Howie Goldfarb That’s really interesting, Howie. Are you at all tempted to re-launch the Howie 2.0 and open up all your online selves? I wonder what’s the worst that might happen…
Your word ‘tame’ really stuck out for me and has given me food for thought. Maybe this process of self-transparency has been good for me because I don’t have anything ‘wild’ going on, and there’s nothing too controversial about baking, birdspotting, crafting, reading, and having the odd politicised rant. And I am lucky that the company I work for, Ethical SEO, really celebrates the whole person and encourages individualism.
I guess one question could be: what would you do if you didn’t have to work?
@Holly Dawson I actually moved from the big city (17 years in Los Angeles) and now live in a small Vermont ski resort town of 1600 people. No traffic lights or smog. Walk out my door and wilderness stretches over a big mountain range. I do post lots of photos from here on twitter but almost none on Facebook. So going through 2.0 now offline.
But while my life is fairly tame now in the past all my social life was music/art counterculture. So being in the business world best not to promote that and let my work stand for itself.

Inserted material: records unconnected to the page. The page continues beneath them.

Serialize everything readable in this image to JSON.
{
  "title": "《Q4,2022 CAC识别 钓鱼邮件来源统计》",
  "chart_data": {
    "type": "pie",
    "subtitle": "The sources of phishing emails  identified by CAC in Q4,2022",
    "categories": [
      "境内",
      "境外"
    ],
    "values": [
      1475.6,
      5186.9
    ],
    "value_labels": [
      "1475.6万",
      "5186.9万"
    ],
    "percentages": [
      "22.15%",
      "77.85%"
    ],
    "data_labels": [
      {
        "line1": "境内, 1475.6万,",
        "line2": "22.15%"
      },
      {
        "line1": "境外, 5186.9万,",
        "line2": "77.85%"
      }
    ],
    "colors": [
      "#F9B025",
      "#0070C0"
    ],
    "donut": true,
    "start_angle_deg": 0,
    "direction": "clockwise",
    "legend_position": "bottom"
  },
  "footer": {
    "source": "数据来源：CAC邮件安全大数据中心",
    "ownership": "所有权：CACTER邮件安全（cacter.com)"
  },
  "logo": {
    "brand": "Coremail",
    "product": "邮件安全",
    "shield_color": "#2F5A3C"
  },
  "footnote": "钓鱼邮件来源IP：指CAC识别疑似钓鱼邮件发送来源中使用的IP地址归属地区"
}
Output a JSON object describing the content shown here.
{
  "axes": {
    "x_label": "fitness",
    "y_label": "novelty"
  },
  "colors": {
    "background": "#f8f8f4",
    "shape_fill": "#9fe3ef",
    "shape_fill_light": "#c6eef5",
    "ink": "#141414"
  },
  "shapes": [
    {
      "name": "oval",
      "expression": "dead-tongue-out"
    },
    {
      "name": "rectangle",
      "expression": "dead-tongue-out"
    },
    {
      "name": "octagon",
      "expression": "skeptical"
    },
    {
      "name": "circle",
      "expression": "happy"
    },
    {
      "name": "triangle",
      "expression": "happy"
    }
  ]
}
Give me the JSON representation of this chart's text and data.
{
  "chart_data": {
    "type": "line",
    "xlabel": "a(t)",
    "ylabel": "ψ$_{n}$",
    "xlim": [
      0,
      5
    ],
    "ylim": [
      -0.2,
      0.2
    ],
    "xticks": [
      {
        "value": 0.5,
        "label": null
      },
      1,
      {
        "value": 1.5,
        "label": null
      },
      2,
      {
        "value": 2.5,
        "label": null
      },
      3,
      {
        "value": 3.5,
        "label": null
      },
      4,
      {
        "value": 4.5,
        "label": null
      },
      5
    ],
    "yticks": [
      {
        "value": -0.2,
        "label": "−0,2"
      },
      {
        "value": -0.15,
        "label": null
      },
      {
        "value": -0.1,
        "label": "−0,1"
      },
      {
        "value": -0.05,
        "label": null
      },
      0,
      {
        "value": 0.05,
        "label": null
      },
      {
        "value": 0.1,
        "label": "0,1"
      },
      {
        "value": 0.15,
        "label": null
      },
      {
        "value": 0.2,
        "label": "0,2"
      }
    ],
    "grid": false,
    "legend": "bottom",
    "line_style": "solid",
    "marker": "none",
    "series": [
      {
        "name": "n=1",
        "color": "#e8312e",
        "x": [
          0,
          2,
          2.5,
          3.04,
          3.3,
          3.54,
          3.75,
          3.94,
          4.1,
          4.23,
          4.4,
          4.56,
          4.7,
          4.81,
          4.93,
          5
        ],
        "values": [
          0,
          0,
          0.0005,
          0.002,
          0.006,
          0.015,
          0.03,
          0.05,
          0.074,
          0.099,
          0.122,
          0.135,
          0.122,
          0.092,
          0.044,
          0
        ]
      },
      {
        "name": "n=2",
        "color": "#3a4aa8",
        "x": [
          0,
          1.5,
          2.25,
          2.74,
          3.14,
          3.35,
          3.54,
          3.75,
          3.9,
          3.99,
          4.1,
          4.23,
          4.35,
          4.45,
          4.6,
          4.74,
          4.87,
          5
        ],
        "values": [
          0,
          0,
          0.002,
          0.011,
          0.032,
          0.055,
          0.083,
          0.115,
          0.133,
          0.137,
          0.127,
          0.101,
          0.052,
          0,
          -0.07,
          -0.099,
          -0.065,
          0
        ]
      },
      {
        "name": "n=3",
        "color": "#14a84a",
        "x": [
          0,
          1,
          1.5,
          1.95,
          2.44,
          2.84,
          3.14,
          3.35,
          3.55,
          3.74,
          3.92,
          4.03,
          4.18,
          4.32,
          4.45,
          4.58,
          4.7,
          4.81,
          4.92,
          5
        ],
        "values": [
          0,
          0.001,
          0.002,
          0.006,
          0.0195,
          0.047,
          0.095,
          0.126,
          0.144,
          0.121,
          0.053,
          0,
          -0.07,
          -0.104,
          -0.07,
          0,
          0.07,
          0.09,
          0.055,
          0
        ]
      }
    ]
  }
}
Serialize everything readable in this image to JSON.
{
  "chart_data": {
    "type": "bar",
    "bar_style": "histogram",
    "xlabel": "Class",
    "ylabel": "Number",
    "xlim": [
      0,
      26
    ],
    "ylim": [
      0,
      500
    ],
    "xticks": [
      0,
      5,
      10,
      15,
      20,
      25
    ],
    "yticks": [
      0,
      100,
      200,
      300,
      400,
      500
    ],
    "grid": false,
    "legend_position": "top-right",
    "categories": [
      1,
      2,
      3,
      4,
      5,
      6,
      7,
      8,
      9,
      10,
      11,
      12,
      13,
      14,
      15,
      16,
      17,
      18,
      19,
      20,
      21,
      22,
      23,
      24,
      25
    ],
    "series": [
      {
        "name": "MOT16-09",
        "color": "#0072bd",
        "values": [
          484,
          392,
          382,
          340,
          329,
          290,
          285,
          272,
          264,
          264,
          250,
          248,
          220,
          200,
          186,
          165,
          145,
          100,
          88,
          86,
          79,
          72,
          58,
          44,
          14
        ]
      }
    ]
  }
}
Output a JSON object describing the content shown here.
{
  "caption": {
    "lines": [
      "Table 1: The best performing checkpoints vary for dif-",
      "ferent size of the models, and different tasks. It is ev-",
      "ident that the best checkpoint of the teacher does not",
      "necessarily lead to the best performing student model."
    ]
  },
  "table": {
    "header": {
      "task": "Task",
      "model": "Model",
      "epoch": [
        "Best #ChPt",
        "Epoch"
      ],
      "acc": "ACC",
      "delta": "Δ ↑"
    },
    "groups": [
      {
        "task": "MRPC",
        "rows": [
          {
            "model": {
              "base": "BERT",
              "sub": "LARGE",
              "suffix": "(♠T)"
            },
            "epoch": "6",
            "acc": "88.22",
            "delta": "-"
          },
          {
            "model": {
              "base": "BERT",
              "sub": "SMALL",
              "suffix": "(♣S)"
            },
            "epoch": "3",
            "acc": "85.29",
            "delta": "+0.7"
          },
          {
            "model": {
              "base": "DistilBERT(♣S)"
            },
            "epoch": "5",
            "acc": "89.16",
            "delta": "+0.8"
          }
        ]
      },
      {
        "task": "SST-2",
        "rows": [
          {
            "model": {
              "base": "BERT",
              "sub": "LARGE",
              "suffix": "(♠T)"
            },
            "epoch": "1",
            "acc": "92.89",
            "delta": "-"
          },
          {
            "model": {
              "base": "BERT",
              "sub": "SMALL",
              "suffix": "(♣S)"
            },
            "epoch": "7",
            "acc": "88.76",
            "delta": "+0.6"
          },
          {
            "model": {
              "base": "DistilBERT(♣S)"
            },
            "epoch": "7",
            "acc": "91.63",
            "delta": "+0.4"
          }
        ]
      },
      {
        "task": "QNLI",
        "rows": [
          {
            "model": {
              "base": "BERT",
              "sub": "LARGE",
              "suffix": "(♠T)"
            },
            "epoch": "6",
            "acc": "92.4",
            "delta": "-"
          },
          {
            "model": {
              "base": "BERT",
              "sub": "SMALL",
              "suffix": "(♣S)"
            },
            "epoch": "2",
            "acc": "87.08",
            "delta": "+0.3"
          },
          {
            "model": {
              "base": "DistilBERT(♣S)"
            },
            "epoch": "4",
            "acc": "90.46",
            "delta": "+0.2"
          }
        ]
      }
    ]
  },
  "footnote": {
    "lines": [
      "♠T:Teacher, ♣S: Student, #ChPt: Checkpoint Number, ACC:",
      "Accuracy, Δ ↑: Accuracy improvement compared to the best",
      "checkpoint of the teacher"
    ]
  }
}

As for bird spotting I was attacked by an Osprey guarding her nest on a short hike up to the local mountain beaver pond. I tweeted I was being chased by a Falcon even asked my father in law who said we don’t have them here. Upon googling and seeing it was not a falcon I learned it was an osprey. I felt like prey it was very unsettling!
Gosh, thank you very much. I am pleased you enjoyed it. How do you negotiate your different ‘selves’ ?Really interested to hear other people’s experiences…
Holly, this is great and something so many people seem to struggle with. Thank you for sharing your perspective along with your personal experience.